无论口语还是书面语都包含着重要数据。文本处理的主要目标之一，就是提取出关键数据。几乎所有应用场景所需要提取关键数据，比如航空公司的订票机器人或者问答机器人。 NLTK 为此提供了一个命名实体识别named entity recognition的功能。

这里有一个代码示例：

sentence = 'Peterson first suggested the name "open source" at Palo Alto, California'

验证这个句子里的人名name和地名place有没有被识别出来。照例先预处理：

import nltk

words = nltk.word_tokenize(sentence)
pos_tagged = nltk.pos_tag(words)

运行命名实体标注器named-entity tagger：

ne_tagged = nltk.ne_chunk(pos_tagged)
print("NE tagged text:")
print(ne_tagged)
print()

NE tagged text:
(S
  (PERSON Peterson/NNP)
  first/RB
  suggested/VBD
  the/DT
  name/NN
  ``/``
  open/JJ
  source/NN
  ''/''
  at/IN
  (FACILITY Palo/NNP Alto/NNP)
  ,/,
  (GPE California/NNP))

上面的结果里，命名实体被识别出来并做了标注；只提取这个树tree里的命名实体：

print("Recognized named entities:")
for ne in ne_tagged:
    if hasattr(ne, "label"):
        print(ne.label(), ne[0:])

Recognized named entities:
PERSON [('Peterson', 'NNP')]
FACILITY [('Palo', 'NNP'), ('Alto', 'NNP')]
GPE [('California', 'NNP')]

图形化地显示：

ne_tagged.draw()

NLTK Treebank tree

NLTK 内置的命名实体标注器named-entity tagger，使用的是宾州法尼亚大学的 Automatic Content Extraction （ACE）程序。该标注器能够识别组织机构ORGANIZATION、人名PERSON、地名LOCATION、设施FACILITY和地缘政治实体geopolitical entity等常见实体entites。
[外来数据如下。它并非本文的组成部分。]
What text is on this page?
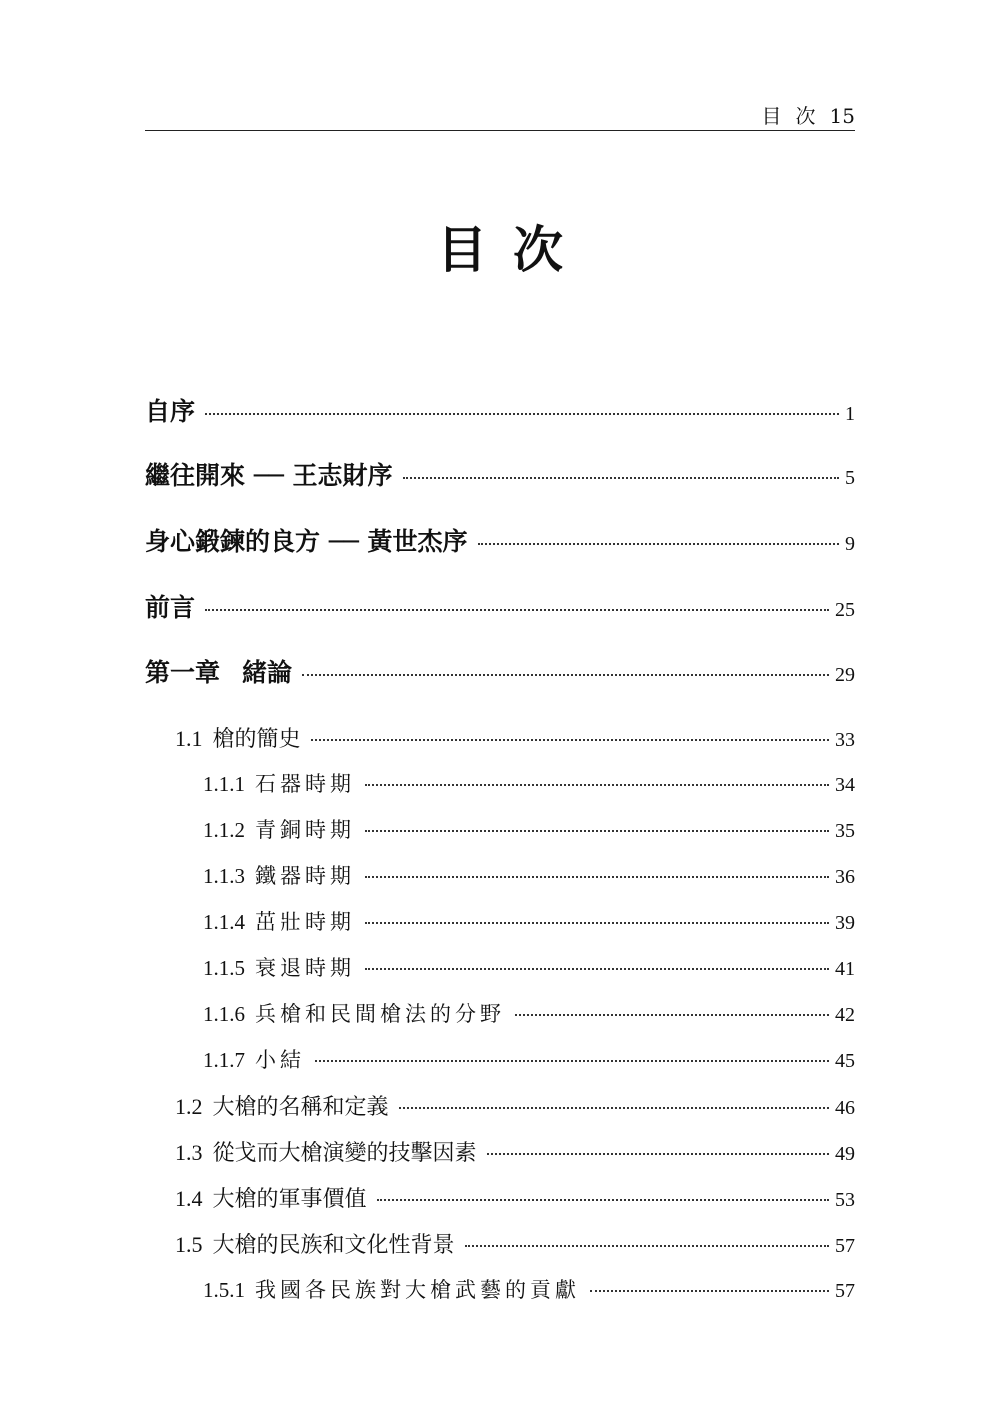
目次15
目次
自序	1
繼往開來 ── 王志財序	5
身心鍛鍊的良方 ── 黃世杰序	9
前言	25
第一章 緒論	29
1.1 槍的簡史	33
1.1.1 石器時期	34
1.1.2 青銅時期	35
1.1.3 鐵器時期	36
1.1.4 茁壯時期	39
1.1.5 衰退時期	41
1.1.6 兵槍和民間槍法的分野	42
1.1.7 小結	45
1.2 大槍的名稱和定義	46
1.3 從戈而大槍演變的技擊因素	49
1.4 大槍的軍事價值	53
1.5 大槍的民族和文化性背景	57
1.5.1 我國各民族對大槍武藝的貢獻	57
NLTK 也可以使用其他标注器tagger，比如 Stanford Named Entity Recognizer . 这个经过训练的标注器用 Java 写成，但 NLTK 提供了一个使用它的接口（详情请查看 nltk.parse.stanford 或 nltk.tag.stanford ）。

自主尝试

使用 Python 库，下载维基百科的 “ open source ” 页面，并识别出对开源open source有影响力的人的名字，以及他们为开源open source做贡献的时间和地点。

高级实践

如果你准备好了，尝试用这篇文章以及此前的文章介绍的知识构建一个超级结构superstructure。

使用 Python 库，下载维基百科的 “ Category: Computer science page ”，然后：

找出其中频率最高的单词unigrams、二元搭配bigrams和三元搭配trigrams，将它们作为一个关键词列表或者技术列表。相关领域的学生或者工程师需要了解这样一份列表里的内容。
图形化地显示这个领域里重要的人名、技术、日期和地点。这会是一份很棒的信息图。
构建一个搜索引擎。你的搜索引擎性能能够超过维基百科吗？